In the reading this week, as I often find in conservative politics, I saw this disturbing conflagration of church/politics. Or of Christian/politics, and it disturbed me as it usually does. While I believe that the church has a right, and a responsibility to its people to discuss morality, I don’t think it has a right to impose its morals as such upon the broader swath of society. While I may argue that certain moral decisions within the secular sphere would benefit from a Christian ethic, I try to limit my arguments to secular arguments. I will grant that this is not an exact or perfect practice, but it is a practice, and it is the only practice that I have found that allows me to remain honest to myself and my faith. I feel one of the most exceptional examples of the Christian/politics crossover was the article on J. E. Dyer’s blog that discussed Islam and tried to defend an exception to freedom of religion in its case.
Finally—and I swear this is the last point in an already wordy post—I want to point out the use of “State” and “State’s Rights” among conservatives, particularly in Dyer’s blog, The Optimist Conservative.
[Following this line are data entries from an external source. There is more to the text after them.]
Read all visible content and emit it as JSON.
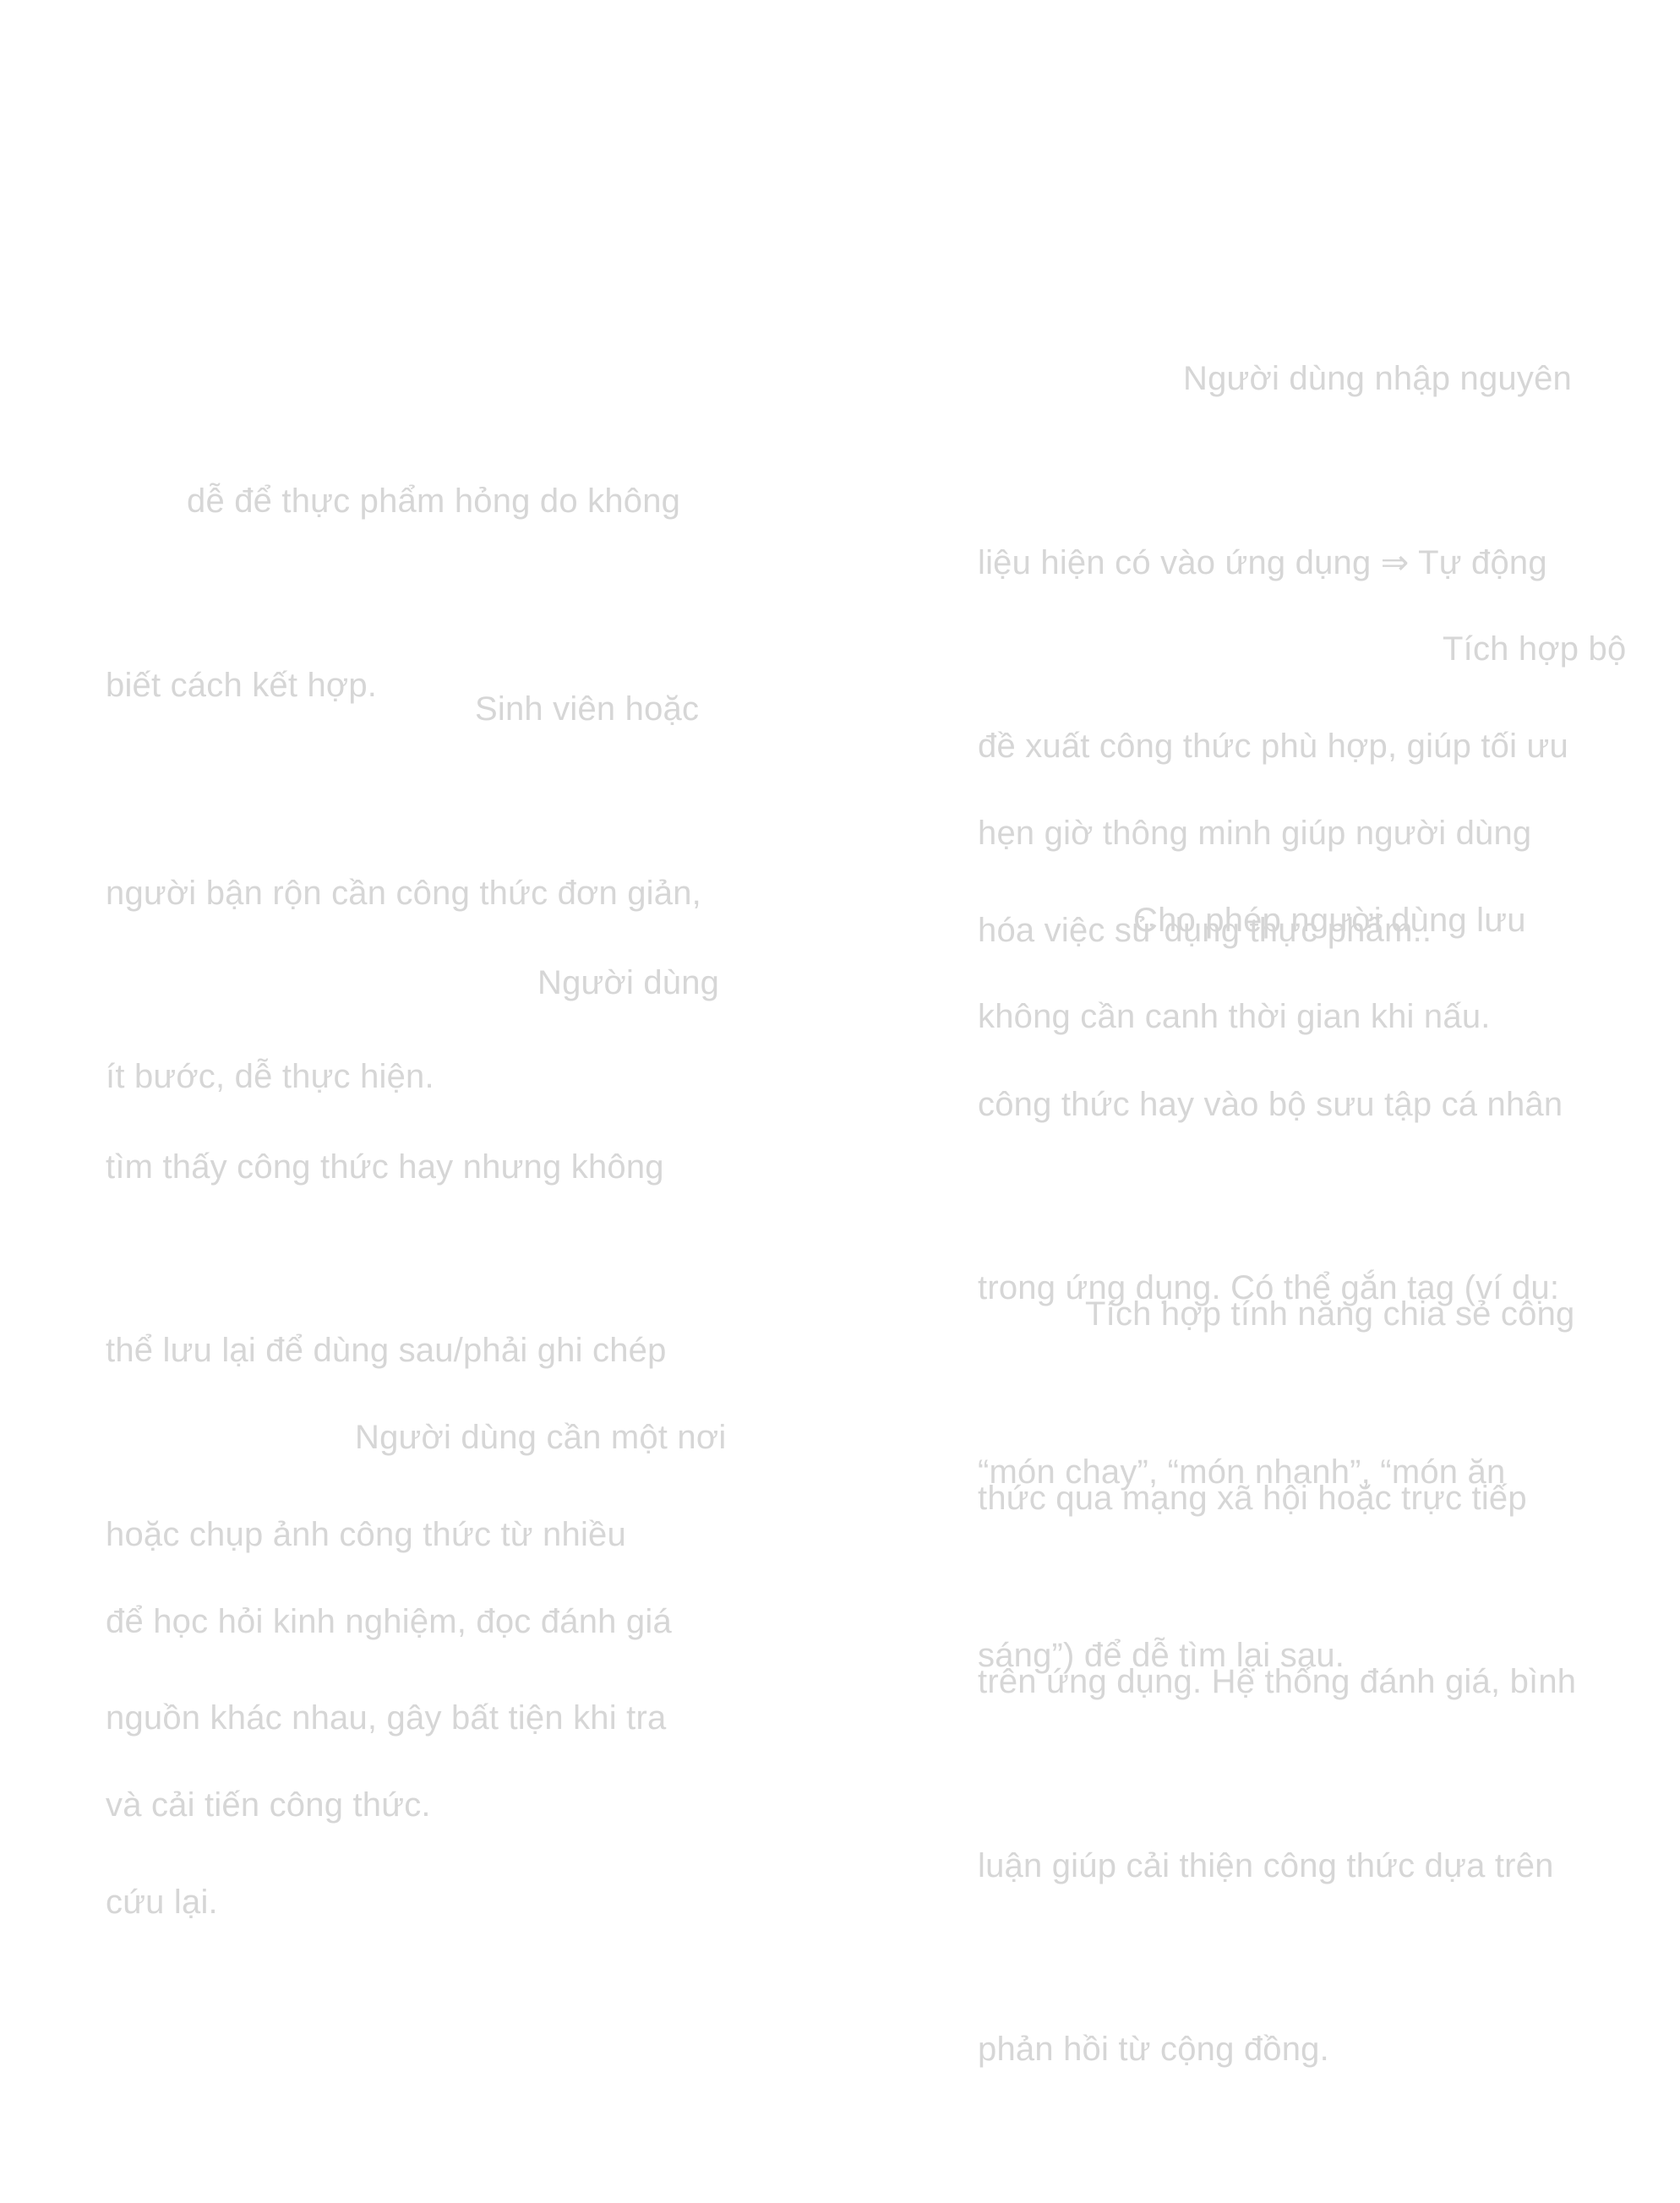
{
  "left_column": {
    "items": [
      {
        "lines": [
          "dễ để thực phẩm hỏng do không",
          "biết cách kết hợp."
        ]
      },
      {
        "lines": [
          "Sinh viên hoặc",
          "người bận rộn cần công thức đơn giản,",
          "ít bước, dễ thực hiện."
        ]
      },
      {
        "lines": [
          "Người dùng",
          "tìm thấy công thức hay nhưng không",
          "thể lưu lại để dùng sau/phải ghi chép",
          "hoặc chụp ảnh công thức từ nhiều",
          "nguồn khác nhau, gây bất tiện khi tra",
          "cứu lại."
        ]
      },
      {
        "lines": [
          "Người dùng cần một nơi",
          "để học hỏi kinh nghiệm, đọc đánh giá",
          "và cải tiến công thức."
        ]
      }
    ]
  },
  "right_column": {
    "items": [
      {
        "lines": [
          "Người dùng nhập nguyên",
          "liệu hiện có vào ứng dụng ⇒ Tự động",
          "đề xuất công thức phù hợp, giúp tối ưu",
          "hóa việc sử dụng thực phẩm.."
        ]
      },
      {
        "lines": [
          "Tích hợp bộ",
          "hẹn giờ thông minh giúp người dùng",
          "không cần canh thời gian khi nấu."
        ]
      },
      {
        "lines": [
          "Cho phép người dùng lưu",
          "công thức hay vào bộ sưu tập cá nhân",
          "trong ứng dụng. Có thể gắn tag (ví dụ:",
          "“món chay”, “món nhanh”, “món ăn",
          "sáng”) để dễ tìm lại sau."
        ]
      },
      {
        "lines": [
          "Tích hợp tính năng chia sẻ công",
          "thức qua mạng xã hội hoặc trực tiếp",
          "trên ứng dụng. Hệ thống đánh giá, bình",
          "luận giúp cải thiện công thức dựa trên",
          "phản hồi từ cộng đồng."
        ]
      }
    ]
  },
  "colors": {
    "background": "#ffffff",
    "text": "#d6d6d6"
  }
}
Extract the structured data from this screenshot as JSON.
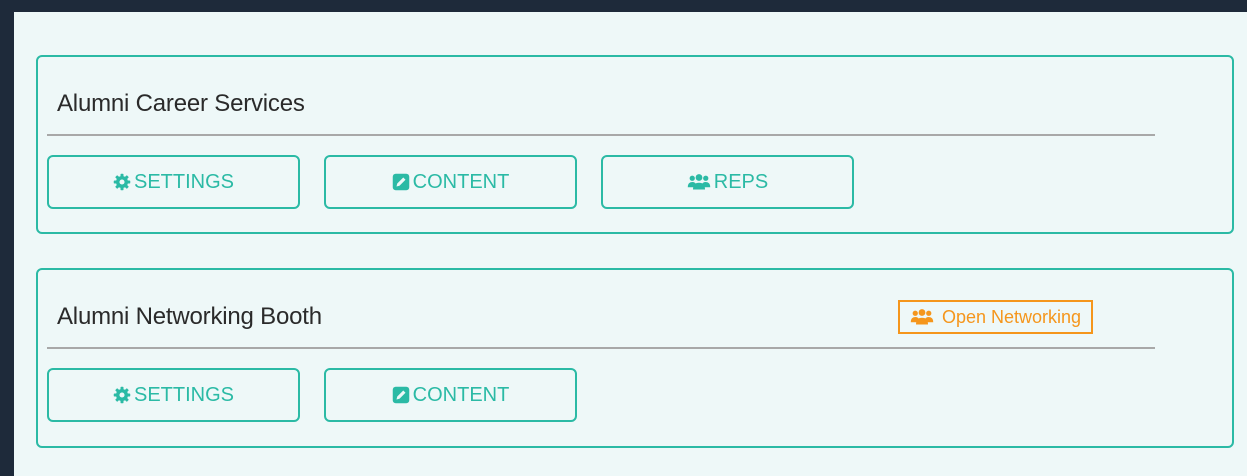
{
  "colors": {
    "background": "#1e2a3a",
    "panel": "#eef8f8",
    "accent": "#2bbaa5",
    "badge": "#f5961c",
    "divider": "#a8a8a8",
    "title": "#2a2a2a"
  },
  "booths": [
    {
      "title": "Alumni Career Services",
      "buttons": [
        {
          "label": "SETTINGS",
          "icon": "gear-icon"
        },
        {
          "label": "CONTENT",
          "icon": "edit-icon"
        },
        {
          "label": "REPS",
          "icon": "users-icon"
        }
      ]
    },
    {
      "title": "Alumni Networking Booth",
      "badge": {
        "label": "Open Networking",
        "icon": "users-icon"
      },
      "buttons": [
        {
          "label": "SETTINGS",
          "icon": "gear-icon"
        },
        {
          "label": "CONTENT",
          "icon": "edit-icon"
        }
      ]
    }
  ]
}
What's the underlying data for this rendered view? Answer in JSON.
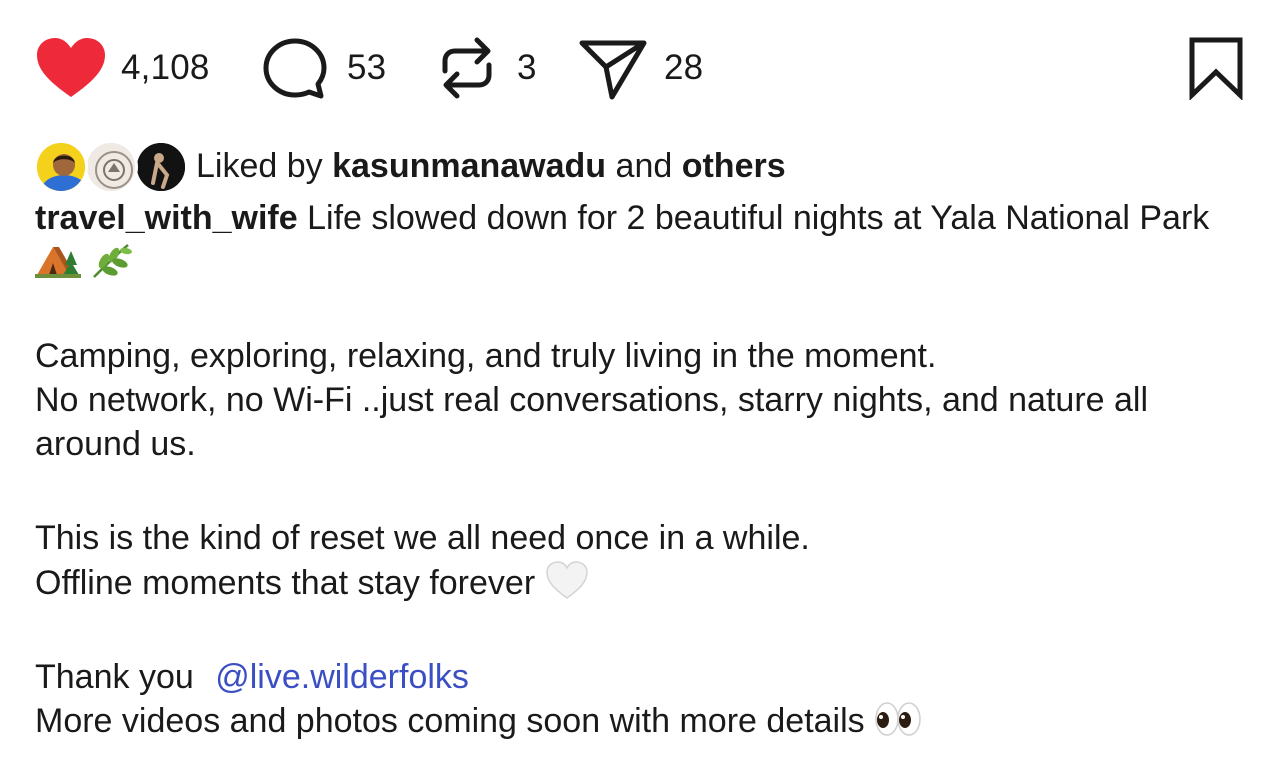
{
  "actions": {
    "like_count": "4,108",
    "comment_count": "53",
    "repost_count": "3",
    "share_count": "28",
    "like_color": "#ee2a3a"
  },
  "liked_by": {
    "prefix": "Liked by",
    "user": "kasunmanawadu",
    "conjunction": "and",
    "others": "others"
  },
  "caption": {
    "username": "travel_with_wife",
    "line1": "Life slowed down for 2 beautiful nights at Yala National Park",
    "line2": "Camping, exploring, relaxing, and truly living in the moment.",
    "line3": "No network, no Wi-Fi ..just real conversations, starry nights, and nature all around us.",
    "line4": "This is the kind of reset we all need once in a while.",
    "line5": "Offline moments that stay forever",
    "thanks": "Thank you",
    "mention": "@live.wilderfolks",
    "line6": "More videos and photos coming soon with more details"
  },
  "icons": [
    "heart-icon",
    "comment-icon",
    "repost-icon",
    "share-icon",
    "bookmark-icon",
    "tent-emoji",
    "tree-emoji",
    "herb-emoji",
    "white-heart-emoji",
    "eyes-emoji"
  ]
}
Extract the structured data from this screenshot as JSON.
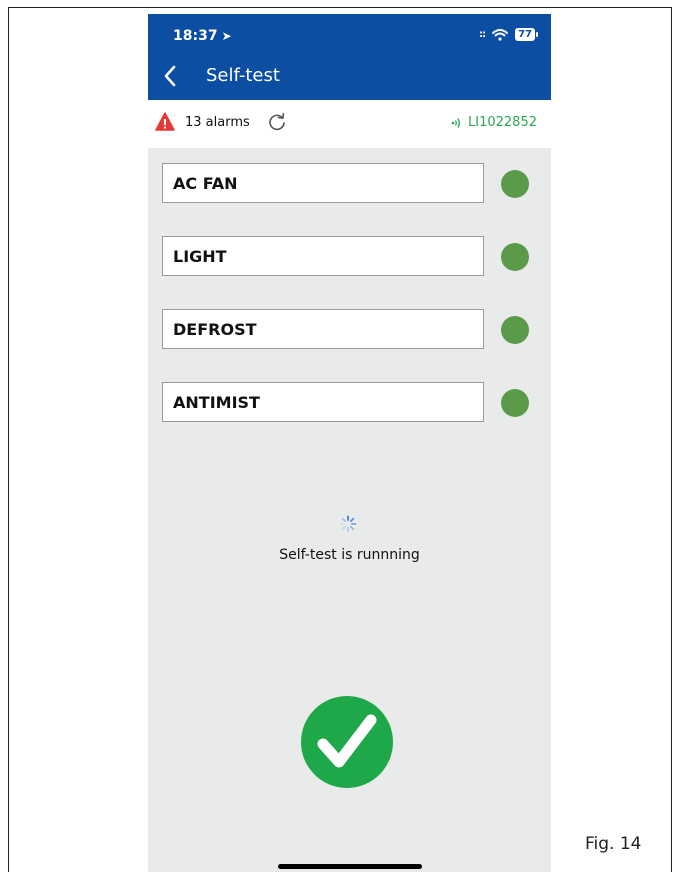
{
  "status_bar": {
    "time": "18:37",
    "signal": "::",
    "battery": "77"
  },
  "header": {
    "title": "Self-test"
  },
  "alarms": {
    "text": "13 alarms"
  },
  "device": {
    "id": "LI1022852"
  },
  "tests": [
    {
      "label": "AC FAN",
      "status_color": "#5b9a48"
    },
    {
      "label": "LIGHT",
      "status_color": "#5b9a48"
    },
    {
      "label": "DEFROST",
      "status_color": "#5b9a48"
    },
    {
      "label": "ANTIMIST",
      "status_color": "#5b9a48"
    }
  ],
  "progress": {
    "text": "Self-test is runnning"
  },
  "caption": "Fig. 14",
  "colors": {
    "header": "#0b4ea2",
    "ok": "#5b9a48",
    "check": "#1ea84a",
    "device": "#2aa653",
    "alarm": "#e53935"
  }
}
A general trend I have noted among conservatives is a misunderstanding of what the word “State” means. I think this misunderstanding is aided by a federalist governmental system that overarches individual states. Generally, when the word “State” is used in politics worldwide, it is used to refer to an independently classified entity with an independent government and a people that are united under some degree of mutuality. The states of the United States, are only semi-autonomous, and as such, are not really states, they are at best, provinces. This reality might fly in the face of what hard-core libertarians would like to think is the ideal, but it is the reality. In the case of the United States, the federal government by-and-large is the only thing that may be referred to as state. This being the case, when the constitution refers to the separation of Church and State, it does not indicate individual states that may choose their own stance on religion within, but the separation of Church from Government, and Government from Church. In this case, the “State” referred to is the federal government, not municipal or provincial governments. It makes for a great difference in interpretation of the constitution and the Bill of Rights.
I’d like to conclude that while I am happy that we read some from the conservative side of the spectrum, I feel that for me it was just white noise. I read a good selection from many different sides of things on a regular basis and I find off-center extremes are not where I find the most identification.